|Eric Clapton at the Royal Albert Hall - May 2013|
|Camera: Canon PowerShot S95 | Date: 17-05-2013 21:55 | Resolution: 2498 x 1405 | ISO: 800 | Exp. bias: 0 EV | Exp. Time: 1/50s | Aperture: 4.9 | Focal Length: 22.5mm | Lens: Canon EF-S 10-22mm f/3.5-4.5 USM|
We live, as some of you might have noticed, in a digital age. The displacement of older technologies by digital versions has been accompanied and largely enabled by rapid, substantial advances in technology. Yet a couple of recent experiences suggest to me that we may be reaching a point in many areas where further hardware change is of less importance than improvements to the supporting software.
This has most clearly been brought home to me in respect of cameras. My older, larger, cameras and lenses work by delivering high quality optics coupled with relatively straightforward processing of the captured image from the sensor.
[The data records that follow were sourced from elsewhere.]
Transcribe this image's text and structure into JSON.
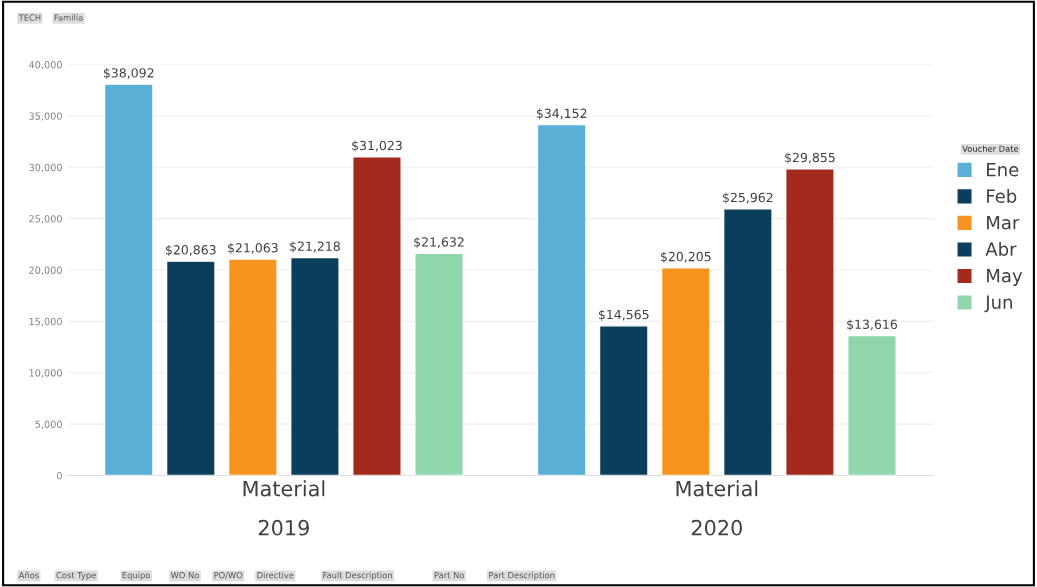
{
  "chart_data": {
    "type": "bar",
    "categories": [
      "Material\n2019",
      "Material\n2020"
    ],
    "series": [
      {
        "name": "Ene",
        "color": "#5aafd6",
        "values": [
          38092,
          34152
        ],
        "value_labels": [
          "$38,092",
          "$34,152"
        ]
      },
      {
        "name": "Feb",
        "color": "#0b3d5c",
        "values": [
          20863,
          14565
        ],
        "value_labels": [
          "$20,863",
          "$14,565"
        ]
      },
      {
        "name": "Mar",
        "color": "#f7931e",
        "values": [
          21063,
          20205
        ],
        "value_labels": [
          "$21,063",
          "$20,205"
        ]
      },
      {
        "name": "Abr",
        "color": "#0b3d5c",
        "values": [
          21218,
          25962
        ],
        "value_labels": [
          "$21,218",
          "$25,962"
        ]
      },
      {
        "name": "May",
        "color": "#a12a1d",
        "values": [
          31023,
          29855
        ],
        "value_labels": [
          "$31,023",
          "$29,855"
        ]
      },
      {
        "name": "Jun",
        "color": "#8fd6ab",
        "values": [
          21632,
          13616
        ],
        "value_labels": [
          "$21,632",
          "$13,616"
        ]
      }
    ],
    "ylim": [
      0,
      40000
    ],
    "yticks": [
      {
        "value": 0,
        "label": "0"
      },
      {
        "value": 5000,
        "label": "5,000"
      },
      {
        "value": 10000,
        "label": "10,000"
      },
      {
        "value": 15000,
        "label": "15,000"
      },
      {
        "value": 20000,
        "label": "20,000"
      },
      {
        "value": 25000,
        "label": "25,000"
      },
      {
        "value": 30000,
        "label": "30,000"
      },
      {
        "value": 35000,
        "label": "35,000"
      },
      {
        "value": 40000,
        "label": "40,000"
      }
    ],
    "grid": "y",
    "legend": "right",
    "legend_title": "Voucher Date",
    "annotations": [
      "TECH",
      "Familia",
      "Años",
      "Cost Type",
      "Equipo",
      "WO No",
      "PO/WO",
      "Directive",
      "Fault Description",
      "Part No",
      "Part Description"
    ]
  }
}
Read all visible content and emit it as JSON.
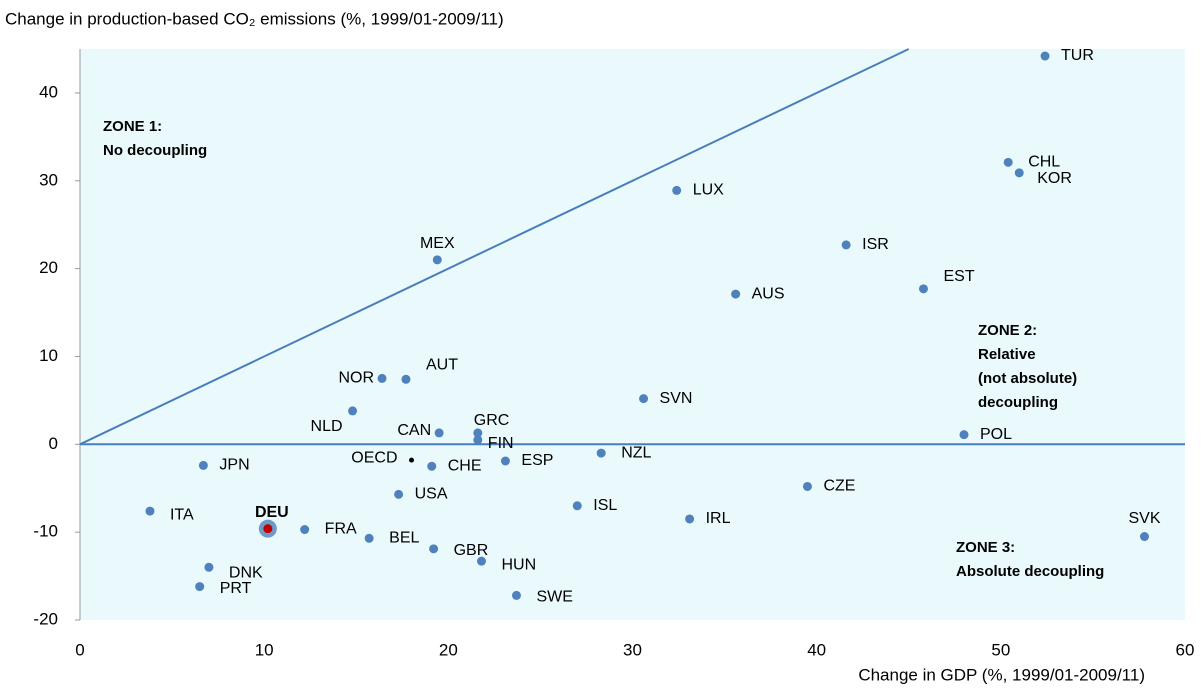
{
  "chart_data": {
    "type": "scatter",
    "title": "Change in production-based CO₂ emissions (%, 1999/01-2009/11)",
    "x_label": "Change in GDP (%, 1999/01-2009/11)",
    "xlim": [
      0,
      60
    ],
    "xticks": [
      0,
      10,
      20,
      30,
      40,
      50,
      60
    ],
    "ylim": [
      -20,
      45
    ],
    "yticks": [
      -20,
      -10,
      0,
      10,
      20,
      30,
      40
    ],
    "color": "#4f81bd",
    "background": "#eafafc",
    "line_color": "#4a7ebb",
    "points": [
      {
        "label": "TUR",
        "x": 52.4,
        "y": 44.2
      },
      {
        "label": "CHL",
        "x": 50.4,
        "y": 32.1
      },
      {
        "label": "KOR",
        "x": 51.0,
        "y": 30.9
      },
      {
        "label": "LUX",
        "x": 32.4,
        "y": 28.9
      },
      {
        "label": "MEX",
        "x": 19.4,
        "y": 21.0
      },
      {
        "label": "ISR",
        "x": 41.6,
        "y": 22.7
      },
      {
        "label": "EST",
        "x": 45.8,
        "y": 17.7
      },
      {
        "label": "AUS",
        "x": 35.6,
        "y": 17.1
      },
      {
        "label": "AUT",
        "x": 17.7,
        "y": 7.4
      },
      {
        "label": "NOR",
        "x": 16.4,
        "y": 7.5
      },
      {
        "label": "NLD",
        "x": 14.8,
        "y": 3.8
      },
      {
        "label": "SVN",
        "x": 30.6,
        "y": 5.2
      },
      {
        "label": "GRC",
        "x": 21.6,
        "y": 1.3
      },
      {
        "label": "CAN",
        "x": 19.5,
        "y": 1.3
      },
      {
        "label": "FIN",
        "x": 21.6,
        "y": 0.5
      },
      {
        "label": "POL",
        "x": 48.0,
        "y": 1.1
      },
      {
        "label": "NZL",
        "x": 28.3,
        "y": -1.0
      },
      {
        "label": "JPN",
        "x": 6.7,
        "y": -2.4
      },
      {
        "label": "OECD",
        "x": 18.0,
        "y": -1.8,
        "color": "#000000"
      },
      {
        "label": "CHE",
        "x": 19.1,
        "y": -2.5
      },
      {
        "label": "ESP",
        "x": 23.1,
        "y": -1.9
      },
      {
        "label": "CZE",
        "x": 39.5,
        "y": -4.8
      },
      {
        "label": "USA",
        "x": 17.3,
        "y": -5.7
      },
      {
        "label": "ISL",
        "x": 27.0,
        "y": -7.0
      },
      {
        "label": "IRL",
        "x": 33.1,
        "y": -8.5
      },
      {
        "label": "ITA",
        "x": 3.8,
        "y": -7.6
      },
      {
        "label": "DEU",
        "x": 10.2,
        "y": -9.6,
        "color": "#c00000"
      },
      {
        "label": "FRA",
        "x": 12.2,
        "y": -9.7
      },
      {
        "label": "BEL",
        "x": 15.7,
        "y": -10.7
      },
      {
        "label": "GBR",
        "x": 19.2,
        "y": -11.9
      },
      {
        "label": "HUN",
        "x": 21.8,
        "y": -13.3
      },
      {
        "label": "SVK",
        "x": 57.8,
        "y": -10.5
      },
      {
        "label": "DNK",
        "x": 7.0,
        "y": -14.0
      },
      {
        "label": "PRT",
        "x": 6.5,
        "y": -16.2
      },
      {
        "label": "SWE",
        "x": 23.7,
        "y": -17.2
      }
    ],
    "annotations": [
      {
        "lines": [
          "ZONE 1:",
          "No decoupling"
        ]
      },
      {
        "lines": [
          "ZONE 2:",
          "Relative",
          "(not absolute)",
          "decoupling"
        ]
      },
      {
        "lines": [
          "ZONE 3:",
          "Absolute  decoupling"
        ]
      }
    ]
  }
}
The newer, smaller cameras make some dramatic compromises on optical accuracy, and then correct the errors in software. This works surprisingly well, but introduces the challenge that if you want to shoot in RAW format and develop the shots yourself, you need RAW processing software capable of reproducing the same, or better, corrections.
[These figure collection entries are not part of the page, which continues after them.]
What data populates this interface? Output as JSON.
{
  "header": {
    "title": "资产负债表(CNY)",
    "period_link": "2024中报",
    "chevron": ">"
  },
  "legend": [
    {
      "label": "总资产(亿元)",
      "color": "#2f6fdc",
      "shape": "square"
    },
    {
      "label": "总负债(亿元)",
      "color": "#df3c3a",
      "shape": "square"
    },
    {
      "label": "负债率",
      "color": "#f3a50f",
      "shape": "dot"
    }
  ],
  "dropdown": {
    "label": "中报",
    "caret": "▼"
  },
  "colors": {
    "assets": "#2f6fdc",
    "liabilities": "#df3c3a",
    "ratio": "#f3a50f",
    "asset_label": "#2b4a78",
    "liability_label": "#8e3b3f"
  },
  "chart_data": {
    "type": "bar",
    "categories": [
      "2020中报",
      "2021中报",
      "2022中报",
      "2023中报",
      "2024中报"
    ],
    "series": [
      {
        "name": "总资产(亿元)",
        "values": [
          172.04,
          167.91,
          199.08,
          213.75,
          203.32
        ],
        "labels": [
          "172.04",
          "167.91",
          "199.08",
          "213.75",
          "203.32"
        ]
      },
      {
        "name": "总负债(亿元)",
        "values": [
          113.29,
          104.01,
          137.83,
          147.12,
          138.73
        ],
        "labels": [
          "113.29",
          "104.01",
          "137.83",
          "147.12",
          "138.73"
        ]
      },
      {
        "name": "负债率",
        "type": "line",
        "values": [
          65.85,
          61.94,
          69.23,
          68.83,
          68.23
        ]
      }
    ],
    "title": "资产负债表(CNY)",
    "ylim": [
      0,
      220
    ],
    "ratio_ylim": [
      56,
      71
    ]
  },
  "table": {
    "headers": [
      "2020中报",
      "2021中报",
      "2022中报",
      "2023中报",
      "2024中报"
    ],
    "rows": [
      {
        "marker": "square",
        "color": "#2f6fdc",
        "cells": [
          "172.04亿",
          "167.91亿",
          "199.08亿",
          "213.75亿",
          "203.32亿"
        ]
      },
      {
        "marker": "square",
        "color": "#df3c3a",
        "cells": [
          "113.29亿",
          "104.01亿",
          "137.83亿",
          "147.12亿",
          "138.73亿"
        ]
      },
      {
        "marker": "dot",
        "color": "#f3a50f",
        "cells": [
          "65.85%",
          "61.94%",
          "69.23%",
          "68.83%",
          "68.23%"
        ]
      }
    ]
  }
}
That’s been a problem for me, as the software I was using (the former Bibble, now Aftershot Pro) didn’t have adequate support for my new Panasonic GH2 and its diminutive lenses. Also new owners Corel seem to be determined to kill the software through negligence, which makes the prospect of improvements unlikely. (That’s another story, to follow…)
This week I got a bit disheartened, fearing that I was becoming “locked out” of both new cameras and fully developing my work with the GH2, and finally bit the bullet. I didn’t buy a new camera, I started evaluating alternative RAW processors. After a couple of false starts I have settled on Capture One from Phase One. The results so far are very promising: it not only corrects the distortions of my Micro Four Thirds lenses, but it delivers silky smooth output from my larger Canons at ISO 3200, and does a remarkable job of highlight recovery. The shot above was taken at ISO 800 from the back of the Royal Albert Hall with my tiny Canon S95. (BTW, Eric Clapton was excellent!)
But the big surprise has been applying Capture One to some of my older images. The following was taken on our 2007 visit to the Southwest USA, using my original Canon 350D. I was never really happy with the Bibble version, which struggled both to recover the blown highlights and to pull some usable shadow detail without excessive noise. The difference using Capture One is dramatic. It’s almost like revisiting the scene with a new camera.
Getting back to the original topic of this post, I’ve also seen the same software-led effect elsewhere. Support for a proper stylus aside, there’s not much in hardware terms between an iPad and my 10″ Galaxy Note, and some might prefer the Apple hardware. However the dramatic differences in software capabilities are a real differentiator. (See my various reports for details.)
I don’t want to belittle the impressive work of digital hardware engineers, and we’ll continue to take the benefits of further advances, but we need to recognise that the efforts of frequently unsung software engineers may be just as, or sometimes even more key to the hardware’s exploitation.